Glaubt man den Vertretern der Bolivarischen Revolution, handelt es sich bei den Protesten um einen Putschversuch »nazi-faschistischer« Kräfte, die mit finanzieller Unterstützung der USA den revolutionären Prozess in dem südamerikanischen Land gewaltsam beenden wollen. Folgt man den Aussagen der Opposition, steht in Venezuela derzeit die Bevölkerung im Namen der Freiheit und der Menschenrechte gegen die »Diktatur« auf. Die Wahrheit liegt irgendwo dazwischen. »Das einzige, wofür wir in der Schlange stehen wollen, ist, Maduro den Arsch zu versohlen.« Dieser Spruch auf einem Schild, das bei einer der Demonstrationen getragen wurde, kommt dieser Wahrheit wohl am nächsten. Denn er bringt sowohl die allgemeine Unzufriedenheit als auch eine der Hauptursachen für die Proteste auf den Punkt. Die Inflation liegt bei über 50 Prozent, grundlegende Produkte wie Kaffee, Öl und Klopapier sind nur schwer zu bekommen. Der Mangel bestimmt den Alltag vieler Menschen.
Neben der ökonomischen Situation besteht der zweite wesentliche Grund für die Unzufriedenheit in der alltäglichen Gewaltkriminalität, die schon seit geraumer Zeit außer Kontrolle geraten ist und auf die weder Chávez noch seine Nachfolger Maduro eine Antwort parat hatten. 2013 war das bisher schlimmste Jahr, mit 25 000 Toten steht das Land unabhängigen Angaben zufolge an Platz zwei in der weltweiten Gewaltstatistik. Im Januar traf es die Schauspielerin Mónica Spear, Miss Venezuela des Jahres 2004, die während einer Autopanne zusammen mit ihrem Ehemann vor den Augen der fünfjährigen Tochter erschossen wurde. Nachdem Maduro den Doppelmord anfangs mit dem schlechten Einfluss der Telenovelas erklären wollte, sah er sich bald gezwungen zu reagieren und verabschiedete einen Zehn-Punkte-Plan zur Bekämpfung der Krimina­lität. Da hatten die Proteste bereits begonnen.

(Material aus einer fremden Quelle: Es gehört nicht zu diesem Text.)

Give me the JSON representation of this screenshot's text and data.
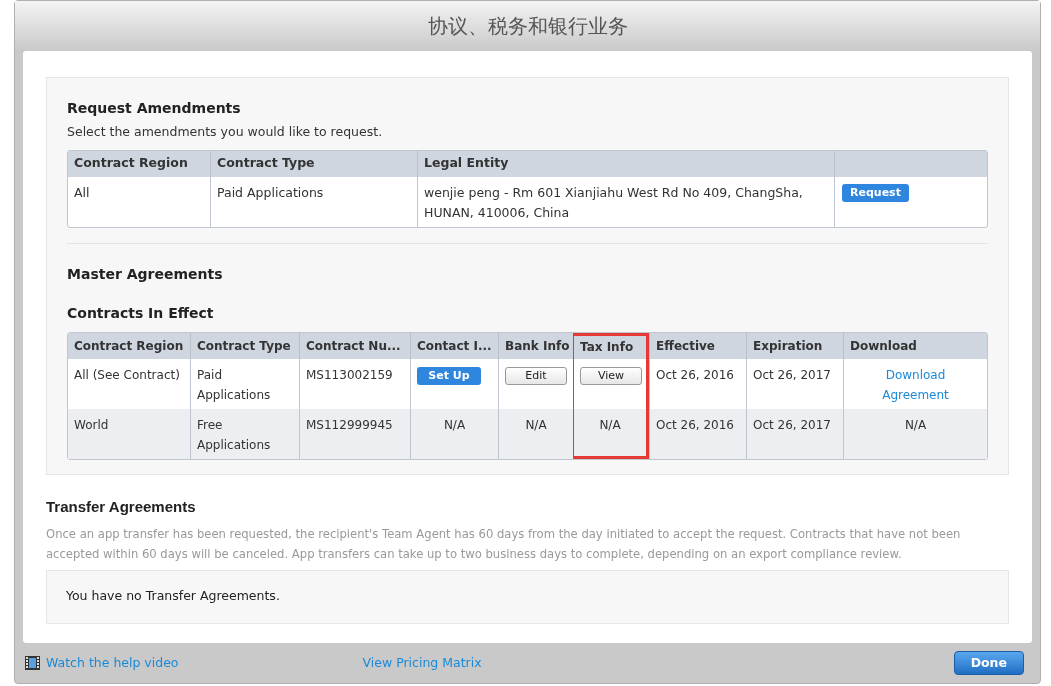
{
  "window": {
    "title": "协议、税务和银行业务"
  },
  "request_amendments": {
    "heading": "Request Amendments",
    "subtitle": "Select the amendments you would like to request.",
    "columns": [
      "Contract Region",
      "Contract Type",
      "Legal Entity",
      ""
    ],
    "rows": [
      {
        "cells": [
          "All",
          "Paid Applications",
          "wenjie peng - Rm 601 Xianjiahu West Rd No 409, ChangSha, HUNAN, 410006, China"
        ],
        "button": "Request"
      }
    ]
  },
  "master_agreements": {
    "heading": "Master Agreements"
  },
  "contracts_in_effect": {
    "heading": "Contracts In Effect",
    "columns": [
      {
        "label": "Contract Region",
        "highlighted": false
      },
      {
        "label": "Contract Type",
        "highlighted": false
      },
      {
        "label": "Contract Nu...",
        "highlighted": false
      },
      {
        "label": "Contact I...",
        "highlighted": false
      },
      {
        "label": "Bank Info",
        "highlighted": false
      },
      {
        "label": "Tax Info",
        "highlighted": true
      },
      {
        "label": "Effective",
        "highlighted": false
      },
      {
        "label": "Expiration",
        "highlighted": false
      },
      {
        "label": "Download",
        "highlighted": false
      }
    ],
    "rows": [
      {
        "cells": [
          {
            "kind": "text",
            "text": "All (See Contract)"
          },
          {
            "kind": "text",
            "text": "Paid Applications"
          },
          {
            "kind": "text",
            "text": "MS113002159"
          },
          {
            "kind": "primary_button",
            "text": "Set Up"
          },
          {
            "kind": "button",
            "text": "Edit"
          },
          {
            "kind": "button",
            "text": "View"
          },
          {
            "kind": "text",
            "text": "Oct 26, 2016"
          },
          {
            "kind": "text",
            "text": "Oct 26, 2017"
          },
          {
            "kind": "link",
            "text": "Download Agreement"
          }
        ]
      },
      {
        "cells": [
          {
            "kind": "text",
            "text": "World"
          },
          {
            "kind": "text",
            "text": "Free Applications"
          },
          {
            "kind": "text",
            "text": "MS112999945"
          },
          {
            "kind": "center",
            "text": "N/A"
          },
          {
            "kind": "center",
            "text": "N/A"
          },
          {
            "kind": "center",
            "text": "N/A"
          },
          {
            "kind": "text",
            "text": "Oct 26, 2016"
          },
          {
            "kind": "text",
            "text": "Oct 26, 2017"
          },
          {
            "kind": "center",
            "text": "N/A"
          }
        ]
      }
    ]
  },
  "transfer_agreements": {
    "heading": "Transfer Agreements",
    "description": "Once an app transfer has been requested, the recipient's Team Agent has 60 days from the day initiated to accept the request. Contracts that have not been accepted within 60 days will be canceled. App transfers can take up to two business days to complete, depending on an export compliance review.",
    "empty_message": "You have no Transfer Agreements."
  },
  "footer": {
    "help_link": "Watch the help video",
    "pricing_link": "View Pricing Matrix",
    "done_button": "Done"
  }
}
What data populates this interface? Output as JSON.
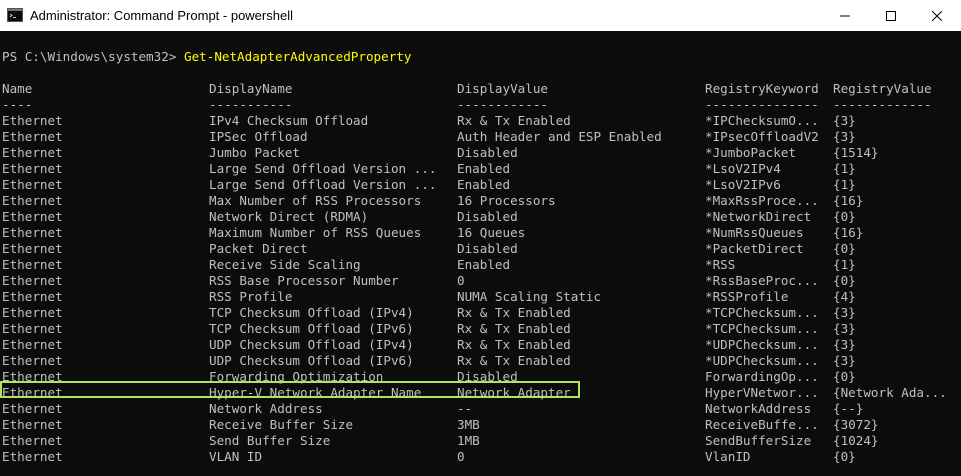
{
  "window": {
    "title": "Administrator: Command Prompt - powershell",
    "app_icon": "cmd-icon",
    "controls": [
      "minimize-icon",
      "maximize-icon",
      "close-icon"
    ]
  },
  "console": {
    "prompt": "PS C:\\Windows\\system32> ",
    "command": "Get-NetAdapterAdvancedProperty",
    "headers": [
      "Name",
      "DisplayName",
      "DisplayValue",
      "RegistryKeyword",
      "RegistryValue"
    ],
    "separators": [
      "----",
      "-----------",
      "------------",
      "---------------",
      "-------------"
    ],
    "rows": [
      [
        "Ethernet",
        "IPv4 Checksum Offload",
        "Rx & Tx Enabled",
        "*IPChecksumO...",
        "{3}"
      ],
      [
        "Ethernet",
        "IPSec Offload",
        "Auth Header and ESP Enabled",
        "*IPsecOffloadV2",
        "{3}"
      ],
      [
        "Ethernet",
        "Jumbo Packet",
        "Disabled",
        "*JumboPacket",
        "{1514}"
      ],
      [
        "Ethernet",
        "Large Send Offload Version ...",
        "Enabled",
        "*LsoV2IPv4",
        "{1}"
      ],
      [
        "Ethernet",
        "Large Send Offload Version ...",
        "Enabled",
        "*LsoV2IPv6",
        "{1}"
      ],
      [
        "Ethernet",
        "Max Number of RSS Processors",
        "16 Processors",
        "*MaxRssProce...",
        "{16}"
      ],
      [
        "Ethernet",
        "Network Direct (RDMA)",
        "Disabled",
        "*NetworkDirect",
        "{0}"
      ],
      [
        "Ethernet",
        "Maximum Number of RSS Queues",
        "16 Queues",
        "*NumRssQueues",
        "{16}"
      ],
      [
        "Ethernet",
        "Packet Direct",
        "Disabled",
        "*PacketDirect",
        "{0}"
      ],
      [
        "Ethernet",
        "Receive Side Scaling",
        "Enabled",
        "*RSS",
        "{1}"
      ],
      [
        "Ethernet",
        "RSS Base Processor Number",
        "0",
        "*RssBaseProc...",
        "{0}"
      ],
      [
        "Ethernet",
        "RSS Profile",
        "NUMA Scaling Static",
        "*RSSProfile",
        "{4}"
      ],
      [
        "Ethernet",
        "TCP Checksum Offload (IPv4)",
        "Rx & Tx Enabled",
        "*TCPChecksum...",
        "{3}"
      ],
      [
        "Ethernet",
        "TCP Checksum Offload (IPv6)",
        "Rx & Tx Enabled",
        "*TCPChecksum...",
        "{3}"
      ],
      [
        "Ethernet",
        "UDP Checksum Offload (IPv4)",
        "Rx & Tx Enabled",
        "*UDPChecksum...",
        "{3}"
      ],
      [
        "Ethernet",
        "UDP Checksum Offload (IPv6)",
        "Rx & Tx Enabled",
        "*UDPChecksum...",
        "{3}"
      ],
      [
        "Ethernet",
        "Forwarding Optimization",
        "Disabled",
        "ForwardingOp...",
        "{0}"
      ],
      [
        "Ethernet",
        "Hyper-V Network Adapter Name",
        "Network Adapter",
        "HyperVNetwor...",
        "{Network Ada..."
      ],
      [
        "Ethernet",
        "Network Address",
        "--",
        "NetworkAddress",
        "{--}"
      ],
      [
        "Ethernet",
        "Receive Buffer Size",
        "3MB",
        "ReceiveBuffe...",
        "{3072}"
      ],
      [
        "Ethernet",
        "Send Buffer Size",
        "1MB",
        "SendBufferSize",
        "{1024}"
      ],
      [
        "Ethernet",
        "VLAN ID",
        "0",
        "VlanID",
        "{0}"
      ]
    ],
    "highlight_color": "#b6e05f"
  }
}
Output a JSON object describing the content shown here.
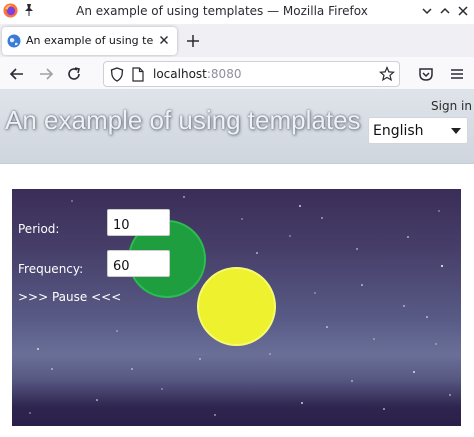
{
  "window": {
    "title": "An example of using templates — Mozilla Firefox"
  },
  "tab": {
    "title": "An example of using templates",
    "favicon": "globe-icon"
  },
  "navbar": {
    "url_host": "localhost",
    "url_port": ":8080"
  },
  "header": {
    "site_title": "An example of using templates",
    "sign_in": "Sign in",
    "language": "English"
  },
  "scene": {
    "period_label": "Period:",
    "period_value": "10",
    "frequency_label": "Frequency:",
    "frequency_value": "60",
    "pause_label": ">>> Pause <<<",
    "colors": {
      "green_ball": "#1e9e3e",
      "yellow_ball": "#eef22e",
      "sky_top": "#3a2e58",
      "sky_bottom": "#2a1f48"
    }
  }
}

Auf den ersten Blick setzt sich derzeit dieselbe Auseinandersetzung fort, die Venezuela bereits seit der demokratischen Machtübernahme von Chávez im Jahr 1999 prägt. Auf der einen Seite stehen nach wie vor die sozialistische Staatsführung und die Anhänger der Bolivarischen Revolution, von denen viele aus den unteren Schichten der Gesellschaft stammen. In Massendemonstrationen verteidigen sie derzeit den »Frieden« und die »Revolution«. Auf der anderen Seite steht die Opposition, die bei den derzeitigen Protesten vor allem von Studierenden angeführt wird. Sie besteht vorrangig aus Angehörigen der Mittel- und Oberschicht und ist mehrheitlich prokapitalistisch bis rechtskonservativ.
Wobei sich tatsächlich der eine oder andere Faschist unter ihnen tummelt, wie das Beispiel von Lorent Saleh zeigt. Zuletzt war er vergangene Woche in der Presse zu sehen, wie er als Vertreter der venezolanischen Studentengruppen an einem Treffen mit dem Friedensnobelpreisträger und ehemaligen Präsidenten Costa Ricas, Óscar Arias, teilnahm, der nach dem Wunsch der Opposition einem internationalen Konfliktlösungs­team vorstehen soll. Im Juli vorigen Jahres hatte Saleh sich noch in Kolumbien als Redner an der Gründung der Nationalistischen Allianz für die Freiheit, einer offen neonazistischen Gruppe, beteiligt, wie die kolumbianische Tageszeitung El Espectador berichtete.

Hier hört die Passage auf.